The Hacker Group ‘Anonymous’ Has Declared ‘Cyber War’ Against Russia

Russia started an invasion of Ukraine on three fronts on February 24, “bombarding cities, towns, and villages” as soldiers pushed into Kyiv, the capital of the Eastern European country.

Anonymous, a well-known international hacker collective, has launched a cyberwar against Russia, suspected of carrying out its cyber strikes on Ukraine. President Biden has also been presented with options for “massive cyber attacks” on Russia to complicate the invasion.

Russia has been blamed for damaging Ukraine’s cybersecurity in addition to its military assault, according to reports. The claimed cyber assaults on Ukraine’s banking system and government comprised malware that can wipe clean data from any targeted business, as well as a DDoS attack on Wednesday, February 23, that damaged the websites of Ukrainian government agencies and financial institutions.

The Russian Embassy in the United States slammed the government’s “baseless statements,” claiming that “Russia has nothing to do with the mentioned events” and that “Russia has never conducted and does not conduct any malicious operations in cyberspace.”

Anonymous has engaged the cyberwar in support of Ukraine, saying on February 24 that it is “officially in cyberwar against the Russian government.” The group stated the next day that the Russian Ministry of Defense’s website was down.

Russia-Ukraine war: Anonymous declares 'cyber war' against Russia, targets  govt websites

The organisation rushed to Twitter to claim responsibility for attacking Russian websites. On February 26, the organisation requested that Russian President Vladimir Putin “restore the rights of the Ukrainian people and resign as an elected official” in a video addressed to Putin.

“Anonymous has ongoing operations to keep .ru government websites offline and to push information to the Russian people so they can be free of Putin’s state censorship machine,” the group posted. “We also have ongoing operations to keep the Ukrainian people online as best we can.”
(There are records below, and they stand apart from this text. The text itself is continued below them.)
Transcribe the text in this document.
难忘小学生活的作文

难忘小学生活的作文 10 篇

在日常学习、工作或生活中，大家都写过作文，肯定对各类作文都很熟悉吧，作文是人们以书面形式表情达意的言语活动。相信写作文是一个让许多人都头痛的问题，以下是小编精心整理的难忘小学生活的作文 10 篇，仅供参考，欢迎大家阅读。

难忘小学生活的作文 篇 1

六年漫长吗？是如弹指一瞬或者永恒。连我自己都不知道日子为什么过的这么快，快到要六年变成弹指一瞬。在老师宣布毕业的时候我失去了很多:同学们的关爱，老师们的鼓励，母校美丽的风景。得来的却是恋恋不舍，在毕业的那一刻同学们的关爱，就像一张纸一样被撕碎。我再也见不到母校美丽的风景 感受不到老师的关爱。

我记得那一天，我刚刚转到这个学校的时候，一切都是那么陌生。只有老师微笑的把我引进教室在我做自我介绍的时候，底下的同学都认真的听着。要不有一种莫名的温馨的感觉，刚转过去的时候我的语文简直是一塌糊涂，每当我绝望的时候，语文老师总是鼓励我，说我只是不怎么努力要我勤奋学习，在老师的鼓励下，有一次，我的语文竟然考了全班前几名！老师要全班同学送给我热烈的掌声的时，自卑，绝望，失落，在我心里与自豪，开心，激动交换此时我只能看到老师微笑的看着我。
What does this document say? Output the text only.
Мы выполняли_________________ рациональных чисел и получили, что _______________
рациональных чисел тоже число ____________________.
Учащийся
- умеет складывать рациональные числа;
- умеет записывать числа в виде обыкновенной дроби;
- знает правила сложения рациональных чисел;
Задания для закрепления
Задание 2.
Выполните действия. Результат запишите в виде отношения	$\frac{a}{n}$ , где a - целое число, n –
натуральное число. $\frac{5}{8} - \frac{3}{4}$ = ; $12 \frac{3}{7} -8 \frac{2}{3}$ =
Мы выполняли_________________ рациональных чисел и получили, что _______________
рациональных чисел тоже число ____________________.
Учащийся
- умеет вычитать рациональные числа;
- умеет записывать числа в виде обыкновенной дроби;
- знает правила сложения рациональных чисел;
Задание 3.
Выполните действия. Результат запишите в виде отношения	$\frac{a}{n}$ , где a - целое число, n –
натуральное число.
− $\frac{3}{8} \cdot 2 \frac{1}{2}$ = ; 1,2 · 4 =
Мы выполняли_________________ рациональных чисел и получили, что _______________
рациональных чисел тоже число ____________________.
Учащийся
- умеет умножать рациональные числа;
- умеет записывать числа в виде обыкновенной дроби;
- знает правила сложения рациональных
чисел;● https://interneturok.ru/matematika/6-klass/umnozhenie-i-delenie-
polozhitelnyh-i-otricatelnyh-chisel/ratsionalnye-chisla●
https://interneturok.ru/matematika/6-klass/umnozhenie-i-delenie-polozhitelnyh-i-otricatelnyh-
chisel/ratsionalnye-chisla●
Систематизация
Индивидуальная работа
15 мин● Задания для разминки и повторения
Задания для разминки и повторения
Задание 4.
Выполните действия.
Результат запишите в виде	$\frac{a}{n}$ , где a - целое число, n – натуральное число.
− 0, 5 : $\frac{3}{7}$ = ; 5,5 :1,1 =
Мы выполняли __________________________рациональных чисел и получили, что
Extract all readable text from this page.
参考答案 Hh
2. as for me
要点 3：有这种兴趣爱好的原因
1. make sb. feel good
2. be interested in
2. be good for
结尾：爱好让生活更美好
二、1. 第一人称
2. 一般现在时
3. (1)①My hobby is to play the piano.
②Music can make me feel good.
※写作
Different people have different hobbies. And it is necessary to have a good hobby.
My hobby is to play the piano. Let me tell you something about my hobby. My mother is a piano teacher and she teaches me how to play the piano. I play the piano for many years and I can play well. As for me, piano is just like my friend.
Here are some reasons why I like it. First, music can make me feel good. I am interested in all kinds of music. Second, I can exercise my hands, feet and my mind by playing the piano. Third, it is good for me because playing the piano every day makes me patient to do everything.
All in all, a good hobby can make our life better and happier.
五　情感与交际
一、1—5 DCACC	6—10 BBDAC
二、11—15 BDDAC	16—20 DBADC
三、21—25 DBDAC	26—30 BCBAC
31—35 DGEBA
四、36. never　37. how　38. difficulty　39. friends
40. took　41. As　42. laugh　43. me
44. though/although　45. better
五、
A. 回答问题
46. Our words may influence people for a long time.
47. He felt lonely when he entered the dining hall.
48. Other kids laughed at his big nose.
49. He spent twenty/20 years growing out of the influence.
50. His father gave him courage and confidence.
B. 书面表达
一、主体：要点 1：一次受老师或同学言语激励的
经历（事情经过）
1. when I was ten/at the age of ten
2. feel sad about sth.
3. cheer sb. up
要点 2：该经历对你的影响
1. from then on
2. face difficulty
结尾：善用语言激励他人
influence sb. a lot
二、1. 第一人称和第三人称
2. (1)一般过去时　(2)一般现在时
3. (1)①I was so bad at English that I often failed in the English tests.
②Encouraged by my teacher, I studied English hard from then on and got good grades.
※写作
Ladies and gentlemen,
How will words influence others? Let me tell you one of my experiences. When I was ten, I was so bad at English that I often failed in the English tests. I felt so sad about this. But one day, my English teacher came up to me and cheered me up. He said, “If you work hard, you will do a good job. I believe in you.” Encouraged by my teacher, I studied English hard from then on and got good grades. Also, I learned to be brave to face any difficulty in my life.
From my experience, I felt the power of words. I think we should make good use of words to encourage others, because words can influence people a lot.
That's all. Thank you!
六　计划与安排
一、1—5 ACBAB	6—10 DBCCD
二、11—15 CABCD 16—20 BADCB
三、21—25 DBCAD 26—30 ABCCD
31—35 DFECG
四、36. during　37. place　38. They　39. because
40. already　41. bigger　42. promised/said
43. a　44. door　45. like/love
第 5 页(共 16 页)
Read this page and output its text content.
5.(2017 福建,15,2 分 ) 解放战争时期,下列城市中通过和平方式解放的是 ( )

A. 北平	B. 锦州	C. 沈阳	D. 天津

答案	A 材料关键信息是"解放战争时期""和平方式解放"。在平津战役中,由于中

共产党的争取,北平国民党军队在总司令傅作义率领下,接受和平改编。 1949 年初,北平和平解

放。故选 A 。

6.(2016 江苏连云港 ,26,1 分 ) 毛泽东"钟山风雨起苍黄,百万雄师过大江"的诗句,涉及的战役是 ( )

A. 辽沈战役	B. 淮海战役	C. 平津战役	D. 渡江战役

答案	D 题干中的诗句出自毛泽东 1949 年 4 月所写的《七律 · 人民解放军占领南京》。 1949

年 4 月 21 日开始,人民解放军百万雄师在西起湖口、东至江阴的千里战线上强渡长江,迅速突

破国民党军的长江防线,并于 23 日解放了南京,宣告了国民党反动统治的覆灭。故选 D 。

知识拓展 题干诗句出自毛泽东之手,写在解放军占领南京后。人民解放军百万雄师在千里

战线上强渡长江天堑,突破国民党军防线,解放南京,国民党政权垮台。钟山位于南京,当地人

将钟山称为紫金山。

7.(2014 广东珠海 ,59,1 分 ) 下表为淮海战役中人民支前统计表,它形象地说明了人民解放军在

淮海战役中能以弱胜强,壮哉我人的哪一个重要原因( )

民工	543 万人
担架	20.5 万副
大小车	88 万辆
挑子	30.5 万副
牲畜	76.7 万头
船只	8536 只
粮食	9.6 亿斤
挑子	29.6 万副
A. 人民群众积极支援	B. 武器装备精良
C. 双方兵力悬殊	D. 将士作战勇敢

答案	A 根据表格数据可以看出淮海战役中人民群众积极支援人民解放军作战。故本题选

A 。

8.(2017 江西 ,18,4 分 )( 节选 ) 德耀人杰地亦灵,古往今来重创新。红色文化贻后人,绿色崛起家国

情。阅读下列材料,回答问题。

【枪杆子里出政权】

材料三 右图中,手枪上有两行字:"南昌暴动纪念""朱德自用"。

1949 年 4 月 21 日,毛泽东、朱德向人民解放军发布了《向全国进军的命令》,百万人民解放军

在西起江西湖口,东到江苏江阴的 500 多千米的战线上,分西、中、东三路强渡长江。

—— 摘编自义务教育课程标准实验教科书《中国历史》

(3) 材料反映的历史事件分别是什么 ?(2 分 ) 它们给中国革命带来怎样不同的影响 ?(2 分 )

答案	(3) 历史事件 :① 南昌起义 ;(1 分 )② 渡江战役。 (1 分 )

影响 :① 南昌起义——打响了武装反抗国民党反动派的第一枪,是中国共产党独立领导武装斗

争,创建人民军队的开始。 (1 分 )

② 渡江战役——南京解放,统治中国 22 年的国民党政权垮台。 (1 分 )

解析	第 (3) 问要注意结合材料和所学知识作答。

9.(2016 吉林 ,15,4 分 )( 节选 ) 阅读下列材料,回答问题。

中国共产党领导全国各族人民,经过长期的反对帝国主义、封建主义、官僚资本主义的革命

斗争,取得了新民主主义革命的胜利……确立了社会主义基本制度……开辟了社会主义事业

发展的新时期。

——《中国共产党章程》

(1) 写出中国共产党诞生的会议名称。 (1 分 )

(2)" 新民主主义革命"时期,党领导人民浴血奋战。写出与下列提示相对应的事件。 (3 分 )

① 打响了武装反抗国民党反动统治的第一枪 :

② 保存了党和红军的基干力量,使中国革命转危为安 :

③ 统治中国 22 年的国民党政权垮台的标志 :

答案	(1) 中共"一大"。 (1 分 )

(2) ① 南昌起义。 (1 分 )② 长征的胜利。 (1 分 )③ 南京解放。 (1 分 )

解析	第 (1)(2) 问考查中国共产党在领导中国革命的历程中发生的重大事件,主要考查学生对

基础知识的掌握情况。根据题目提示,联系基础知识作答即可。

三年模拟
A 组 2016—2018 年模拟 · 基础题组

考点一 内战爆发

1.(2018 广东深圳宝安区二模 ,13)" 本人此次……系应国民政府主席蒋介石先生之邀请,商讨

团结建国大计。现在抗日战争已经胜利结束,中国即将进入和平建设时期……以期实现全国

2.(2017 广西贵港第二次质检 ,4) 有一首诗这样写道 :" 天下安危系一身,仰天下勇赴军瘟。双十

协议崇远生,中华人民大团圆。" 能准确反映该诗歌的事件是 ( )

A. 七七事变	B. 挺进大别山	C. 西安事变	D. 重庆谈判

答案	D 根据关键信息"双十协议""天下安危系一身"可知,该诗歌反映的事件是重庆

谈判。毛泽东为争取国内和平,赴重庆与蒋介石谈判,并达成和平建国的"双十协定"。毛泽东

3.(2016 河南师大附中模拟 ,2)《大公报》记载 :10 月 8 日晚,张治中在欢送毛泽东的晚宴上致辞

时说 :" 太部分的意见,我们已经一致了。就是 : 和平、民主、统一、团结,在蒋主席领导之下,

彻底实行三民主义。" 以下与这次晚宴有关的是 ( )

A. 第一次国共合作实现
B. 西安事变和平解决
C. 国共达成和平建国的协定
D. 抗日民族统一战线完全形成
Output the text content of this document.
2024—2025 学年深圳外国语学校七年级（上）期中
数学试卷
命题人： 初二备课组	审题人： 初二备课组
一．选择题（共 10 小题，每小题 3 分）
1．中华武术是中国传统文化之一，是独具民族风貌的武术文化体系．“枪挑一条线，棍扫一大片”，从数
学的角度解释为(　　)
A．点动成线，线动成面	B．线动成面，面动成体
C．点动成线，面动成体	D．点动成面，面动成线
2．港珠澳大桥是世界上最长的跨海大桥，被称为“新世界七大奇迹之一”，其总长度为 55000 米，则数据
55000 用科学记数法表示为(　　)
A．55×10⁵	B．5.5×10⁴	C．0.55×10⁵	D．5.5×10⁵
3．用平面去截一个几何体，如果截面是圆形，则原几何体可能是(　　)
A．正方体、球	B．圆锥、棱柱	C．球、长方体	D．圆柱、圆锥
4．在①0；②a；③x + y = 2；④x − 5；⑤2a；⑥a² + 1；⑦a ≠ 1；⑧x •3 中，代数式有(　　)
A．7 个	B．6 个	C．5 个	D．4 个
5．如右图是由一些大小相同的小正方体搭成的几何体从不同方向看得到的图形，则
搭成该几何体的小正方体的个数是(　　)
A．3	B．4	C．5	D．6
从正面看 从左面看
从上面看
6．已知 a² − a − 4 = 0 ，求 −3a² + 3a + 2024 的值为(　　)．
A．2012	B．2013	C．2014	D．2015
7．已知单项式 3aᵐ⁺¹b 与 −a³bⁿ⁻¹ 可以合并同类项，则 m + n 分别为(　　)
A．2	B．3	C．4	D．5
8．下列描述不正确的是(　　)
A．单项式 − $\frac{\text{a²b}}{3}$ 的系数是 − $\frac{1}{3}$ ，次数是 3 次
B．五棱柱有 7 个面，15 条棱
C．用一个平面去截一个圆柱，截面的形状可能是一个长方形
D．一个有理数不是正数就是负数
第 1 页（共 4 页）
On February 26, Anonymous said it hacked into Russians’ TVs to broadcast the “reality of what is happening in Ukraine.”   Ukraine is not the only government feeling the threat of potential cyber-attacks. Several world leaders have issued warnings and worries of a possible “cyberwar.”

“Russia’s unprovoked attack on Ukraine, which cyber attacks have accompanied on the Ukrainian government and critical infrastructure organizations, may have consequences for our own nation’s critical infrastructure, a potential we’ve been warning about for months,” the agency said.

Although there are “no specific or credible threats to the US homeland at this time,” the agency is aware of “the potential for Russia’s destabilising actions.”

CISA advised every organization to be “prepared to respond to disruptive cyber activity.”